Dès 1982 avait eu lieu à Francfort le premier congrès fédéral des associations de chômeurs. Mais comme la mobilisation des chômeurs par les syndicats était à cette période à peu près nulle et que les collectifs indépendants portant la revendication centrale du "revenu d’existence" étaient incapables d’organiser des mobilisations au niveau fédéral du fait de leur dispersion (malgré de nombreuses pratiques locales d’ "auto-réduction" : réappropriations de richesses dans les supermarchés, actions pour les transports gratuits, fraude systématique sur les compteurs de gaz ou d’électricité, squats), le mouvement restait diffus, certes, mais surtout peu visible. En tout cas, le mot d’ordre était clair : « sans emploi, mais pas sans défense » (avec comme symbole un rhinocéros tout rouge et furieux).

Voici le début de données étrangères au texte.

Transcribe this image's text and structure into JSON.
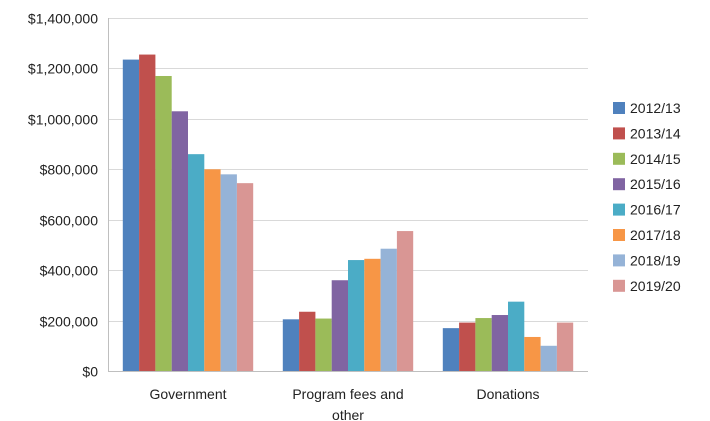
{
  "chart_data": {
    "type": "bar",
    "title": "",
    "xlabel": "",
    "ylabel": "",
    "categories": [
      "Government",
      "Program fees and\nother",
      "Donations"
    ],
    "ylim": [
      0,
      1400000
    ],
    "y_ticks": [
      0,
      200000,
      400000,
      600000,
      800000,
      1000000,
      1200000,
      1400000
    ],
    "y_tick_labels": [
      "$0",
      "$200,000",
      "$400,000",
      "$600,000",
      "$800,000",
      "$1,000,000",
      "$1,200,000",
      "$1,400,000"
    ],
    "grid": true,
    "legend_position": "right",
    "series": [
      {
        "name": "2012/13",
        "color": "#4f81bd",
        "values": [
          1235000,
          205000,
          170000
        ]
      },
      {
        "name": "2013/14",
        "color": "#c0504d",
        "values": [
          1255000,
          235000,
          192000
        ]
      },
      {
        "name": "2014/15",
        "color": "#9bbb59",
        "values": [
          1170000,
          208000,
          210000
        ]
      },
      {
        "name": "2015/16",
        "color": "#8064a2",
        "values": [
          1030000,
          360000,
          222000
        ]
      },
      {
        "name": "2016/17",
        "color": "#4bacc6",
        "values": [
          860000,
          440000,
          275000
        ]
      },
      {
        "name": "2017/18",
        "color": "#f79646",
        "values": [
          800000,
          445000,
          135000
        ]
      },
      {
        "name": "2018/19",
        "color": "#95b3d7",
        "values": [
          780000,
          485000,
          100000
        ]
      },
      {
        "name": "2019/20",
        "color": "#d99694",
        "values": [
          745000,
          555000,
          192000
        ]
      }
    ]
  }
}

Toujours dans les années 1980 se sont multipliés les collectifs de jobbers, selon une conception offensive et un choix délibéré de la précarité : remise en cause du modèle de l’emploi salarié par le choix d’une alternance entre périodes de chômage et périodes d’emploi (être un "chômeur par rotation"), d’emplois intermittents ou à temps partiel, etc. Ces jobbers avaient repris comme insigne le petit chat noir hérissé des wobblies américains - ce qui explique qu’on retrouve ce signe dans les manifs en Allemagne, devenu le symbole du refus du "travail forcé". En 1988, le second congrès fédéral des associations de chômeurs et de précaires à Düsseldorf a permis pour la première fois un embryon de mobilisation nationale contre les mesures aggravées de contrôle sur les ressources des allocataires.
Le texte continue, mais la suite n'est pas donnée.